The hackers hit Gigabyte. The Taiwanese computer giant was a victim of a ransomware attack which seems to have been consumed in the night between 3 and 4 August. An operation that led to the theft of 112 GB of data and which seems to have as its protagonist RansomEXX, the same tool used to hack the computers of the Lazio Region.
RansomEXX colpisce Gigabyte
Gigabyte, A leader in IT and motherboard manufacturing, it is not the first IT company to have been hit by hackers. In March, for example, it was the turn of Acer, attacked with the REvil ransomware and blackmailed for a total of 50 million dollars.
The new victim is Gigabyte, who has fallen into the ransomware trap RansomEXX. The attack, which took place last week, forced the company to shut down your systems, causing disruption to the company’s websites, including the one dedicated to customer support.
The breach should have involved a limited number of servers but the damage is still huge: 112 GB of stolen data. Or at least that’s what cybercriminals claim.
The hacker group has in fact published a note – not visible to the public – on the Gigabyte website in which it claims to be in possession of the aforementioned 112 GB of information, including uA series of documents under the NDA that also involve other companies such as Intel and AMD. Screenshots of four files were also posted, so as to prove the authenticity of what the gang wrote.

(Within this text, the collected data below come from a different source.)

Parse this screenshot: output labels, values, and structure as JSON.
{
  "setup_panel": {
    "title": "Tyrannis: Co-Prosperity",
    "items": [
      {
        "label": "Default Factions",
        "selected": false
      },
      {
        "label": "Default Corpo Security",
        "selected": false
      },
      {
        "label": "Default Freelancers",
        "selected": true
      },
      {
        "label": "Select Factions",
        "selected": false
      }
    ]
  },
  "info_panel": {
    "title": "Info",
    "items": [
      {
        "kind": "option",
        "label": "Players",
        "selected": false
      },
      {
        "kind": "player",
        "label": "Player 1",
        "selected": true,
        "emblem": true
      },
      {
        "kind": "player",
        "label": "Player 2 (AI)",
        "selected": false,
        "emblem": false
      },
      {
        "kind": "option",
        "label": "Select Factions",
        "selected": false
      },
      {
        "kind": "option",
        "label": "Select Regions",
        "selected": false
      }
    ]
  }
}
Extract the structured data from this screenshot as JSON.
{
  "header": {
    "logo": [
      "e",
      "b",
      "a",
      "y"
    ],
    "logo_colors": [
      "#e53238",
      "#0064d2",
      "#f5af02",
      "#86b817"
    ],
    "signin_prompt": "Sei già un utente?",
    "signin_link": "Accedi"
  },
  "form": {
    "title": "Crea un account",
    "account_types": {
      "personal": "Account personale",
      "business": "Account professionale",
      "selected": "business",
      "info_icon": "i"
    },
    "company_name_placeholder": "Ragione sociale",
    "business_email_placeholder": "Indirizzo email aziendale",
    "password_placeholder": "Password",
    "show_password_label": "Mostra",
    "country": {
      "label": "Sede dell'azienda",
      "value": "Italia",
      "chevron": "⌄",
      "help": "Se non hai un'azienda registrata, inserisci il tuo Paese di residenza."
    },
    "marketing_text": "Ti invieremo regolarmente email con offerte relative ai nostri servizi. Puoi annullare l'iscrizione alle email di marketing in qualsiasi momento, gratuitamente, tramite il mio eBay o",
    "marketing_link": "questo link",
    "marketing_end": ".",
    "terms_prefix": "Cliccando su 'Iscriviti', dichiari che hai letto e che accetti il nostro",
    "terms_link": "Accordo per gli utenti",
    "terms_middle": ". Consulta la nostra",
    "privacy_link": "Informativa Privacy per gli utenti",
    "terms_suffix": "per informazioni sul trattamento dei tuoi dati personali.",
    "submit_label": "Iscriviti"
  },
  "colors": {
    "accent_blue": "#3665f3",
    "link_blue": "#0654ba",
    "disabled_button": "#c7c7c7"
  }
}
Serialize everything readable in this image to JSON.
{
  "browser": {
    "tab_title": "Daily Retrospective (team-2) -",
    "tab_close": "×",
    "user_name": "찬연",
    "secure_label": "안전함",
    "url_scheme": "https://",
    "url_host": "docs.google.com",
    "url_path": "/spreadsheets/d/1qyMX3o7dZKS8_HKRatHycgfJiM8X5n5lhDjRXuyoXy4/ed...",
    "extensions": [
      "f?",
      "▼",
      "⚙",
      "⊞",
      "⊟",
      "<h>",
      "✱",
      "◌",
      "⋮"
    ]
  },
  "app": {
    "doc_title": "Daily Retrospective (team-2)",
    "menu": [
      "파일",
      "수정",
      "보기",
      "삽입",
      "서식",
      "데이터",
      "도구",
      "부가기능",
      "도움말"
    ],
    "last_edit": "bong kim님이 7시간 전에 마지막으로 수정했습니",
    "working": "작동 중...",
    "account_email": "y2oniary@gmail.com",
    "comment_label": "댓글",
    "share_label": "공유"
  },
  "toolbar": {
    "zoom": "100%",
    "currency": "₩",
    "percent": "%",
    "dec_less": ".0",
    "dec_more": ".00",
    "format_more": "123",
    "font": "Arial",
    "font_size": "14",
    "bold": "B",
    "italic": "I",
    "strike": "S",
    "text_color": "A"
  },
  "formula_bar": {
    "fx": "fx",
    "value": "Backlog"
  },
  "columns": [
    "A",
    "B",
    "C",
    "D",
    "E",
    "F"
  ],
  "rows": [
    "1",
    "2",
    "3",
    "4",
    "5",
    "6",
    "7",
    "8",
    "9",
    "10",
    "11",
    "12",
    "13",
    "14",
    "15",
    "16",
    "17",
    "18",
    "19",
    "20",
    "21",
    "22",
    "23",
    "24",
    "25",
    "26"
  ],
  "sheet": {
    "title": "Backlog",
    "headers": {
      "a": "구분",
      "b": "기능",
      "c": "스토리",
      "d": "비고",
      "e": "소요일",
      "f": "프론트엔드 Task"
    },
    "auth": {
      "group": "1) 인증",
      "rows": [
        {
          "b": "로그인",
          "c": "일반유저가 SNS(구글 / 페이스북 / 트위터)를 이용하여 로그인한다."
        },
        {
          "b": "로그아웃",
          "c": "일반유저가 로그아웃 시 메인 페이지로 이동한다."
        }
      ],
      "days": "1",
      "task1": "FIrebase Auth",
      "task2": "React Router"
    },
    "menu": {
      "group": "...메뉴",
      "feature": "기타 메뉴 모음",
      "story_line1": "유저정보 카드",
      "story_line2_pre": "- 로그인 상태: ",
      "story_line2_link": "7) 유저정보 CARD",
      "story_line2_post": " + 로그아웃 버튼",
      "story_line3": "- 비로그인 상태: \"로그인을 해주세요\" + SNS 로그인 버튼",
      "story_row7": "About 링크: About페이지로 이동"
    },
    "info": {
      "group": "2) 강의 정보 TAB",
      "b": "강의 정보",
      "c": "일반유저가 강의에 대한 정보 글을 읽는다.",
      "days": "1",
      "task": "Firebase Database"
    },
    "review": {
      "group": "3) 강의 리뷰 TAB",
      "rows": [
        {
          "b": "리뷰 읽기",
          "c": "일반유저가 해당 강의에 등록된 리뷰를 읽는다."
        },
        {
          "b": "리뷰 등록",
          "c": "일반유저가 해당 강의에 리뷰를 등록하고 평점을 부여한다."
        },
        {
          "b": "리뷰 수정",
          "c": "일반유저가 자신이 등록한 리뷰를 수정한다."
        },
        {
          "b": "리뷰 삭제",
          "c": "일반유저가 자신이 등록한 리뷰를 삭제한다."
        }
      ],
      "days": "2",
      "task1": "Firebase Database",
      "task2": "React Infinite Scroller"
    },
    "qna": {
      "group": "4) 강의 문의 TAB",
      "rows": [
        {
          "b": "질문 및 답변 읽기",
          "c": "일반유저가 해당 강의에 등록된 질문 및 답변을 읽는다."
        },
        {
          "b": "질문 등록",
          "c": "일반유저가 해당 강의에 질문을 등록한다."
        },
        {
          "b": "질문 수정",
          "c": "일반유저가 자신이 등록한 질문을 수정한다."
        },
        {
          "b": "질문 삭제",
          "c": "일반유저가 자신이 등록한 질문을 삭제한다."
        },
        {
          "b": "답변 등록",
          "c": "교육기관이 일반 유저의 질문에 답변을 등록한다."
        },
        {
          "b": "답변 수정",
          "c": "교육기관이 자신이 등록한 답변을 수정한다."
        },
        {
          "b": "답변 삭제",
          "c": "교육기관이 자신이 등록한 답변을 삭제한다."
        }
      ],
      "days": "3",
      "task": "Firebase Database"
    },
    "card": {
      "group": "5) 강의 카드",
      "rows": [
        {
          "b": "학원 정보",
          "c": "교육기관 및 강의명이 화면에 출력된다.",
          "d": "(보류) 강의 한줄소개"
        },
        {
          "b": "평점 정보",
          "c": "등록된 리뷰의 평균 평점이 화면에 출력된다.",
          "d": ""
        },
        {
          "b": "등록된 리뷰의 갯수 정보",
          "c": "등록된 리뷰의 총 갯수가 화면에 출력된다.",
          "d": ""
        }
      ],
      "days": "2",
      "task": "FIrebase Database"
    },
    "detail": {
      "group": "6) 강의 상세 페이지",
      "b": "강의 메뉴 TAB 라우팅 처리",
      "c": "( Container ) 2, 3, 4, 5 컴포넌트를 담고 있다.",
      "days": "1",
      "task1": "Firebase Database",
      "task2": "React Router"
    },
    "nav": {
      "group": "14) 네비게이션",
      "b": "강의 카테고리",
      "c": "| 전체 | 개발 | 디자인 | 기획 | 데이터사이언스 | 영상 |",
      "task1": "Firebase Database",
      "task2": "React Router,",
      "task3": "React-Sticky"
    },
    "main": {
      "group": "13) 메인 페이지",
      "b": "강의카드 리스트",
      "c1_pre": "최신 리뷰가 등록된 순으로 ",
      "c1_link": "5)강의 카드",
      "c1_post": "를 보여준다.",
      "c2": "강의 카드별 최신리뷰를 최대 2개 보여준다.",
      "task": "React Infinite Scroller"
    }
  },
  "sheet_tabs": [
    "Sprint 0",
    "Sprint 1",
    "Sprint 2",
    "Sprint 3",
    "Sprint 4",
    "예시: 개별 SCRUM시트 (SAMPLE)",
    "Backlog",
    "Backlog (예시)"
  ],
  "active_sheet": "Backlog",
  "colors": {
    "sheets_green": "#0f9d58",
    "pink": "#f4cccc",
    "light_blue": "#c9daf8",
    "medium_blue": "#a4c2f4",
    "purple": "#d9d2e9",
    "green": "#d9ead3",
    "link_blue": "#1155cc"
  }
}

The page created by cybercriminals on the Gigabyte site. Credits: Bleeping Computer
The page, which you can see above, also includes precise indications on the behavior to adopt. Specifically, hackers require you to negotiate with an official company representative, with whom they will then converse for define the sum of the ransom.
What is RansomEXX?
Or better, what is ransomware? It is about a virus that restricts access to the infected device. The strategy is simple: I exclude the user from the system or encrypt his files and then ask for a ransom to bring everything back to normal. In short, it is a bit as if your house key were stolen and asked for money to get it back.
It has been a form of extortion that has been around for some time. The first real ransomware in fact dates back to 1989 and was called the AIDS trojan. It was the work of a biologist (yes, you got it right), encrypting files and asking the user $ 189 to unlock the system.
Over time, ransomware has evolved and diversified. RansomEXX it is one of the latest evolutions. It is a virus initially known as Defray, renamed in June 2020, when it became more active.
Like other ransomware, it breaches the network through the Remote Desktop Protocol, any exploits or the use of stolen credentials. Once access is obtained, other credentials are collected and unencrypted data is stolen to be used to demand a ransom.
Unlike other similar malware, the RansomEXX is capable of affecting Linux based systems as well with an apparently more basic but still effective variant.
In recent months, RansomEXX has been the protagonist of some particularly serious attacks, including that against the Lazio Region, the Corporación Nacional de Telecomunicación and the Brazilian judicial system.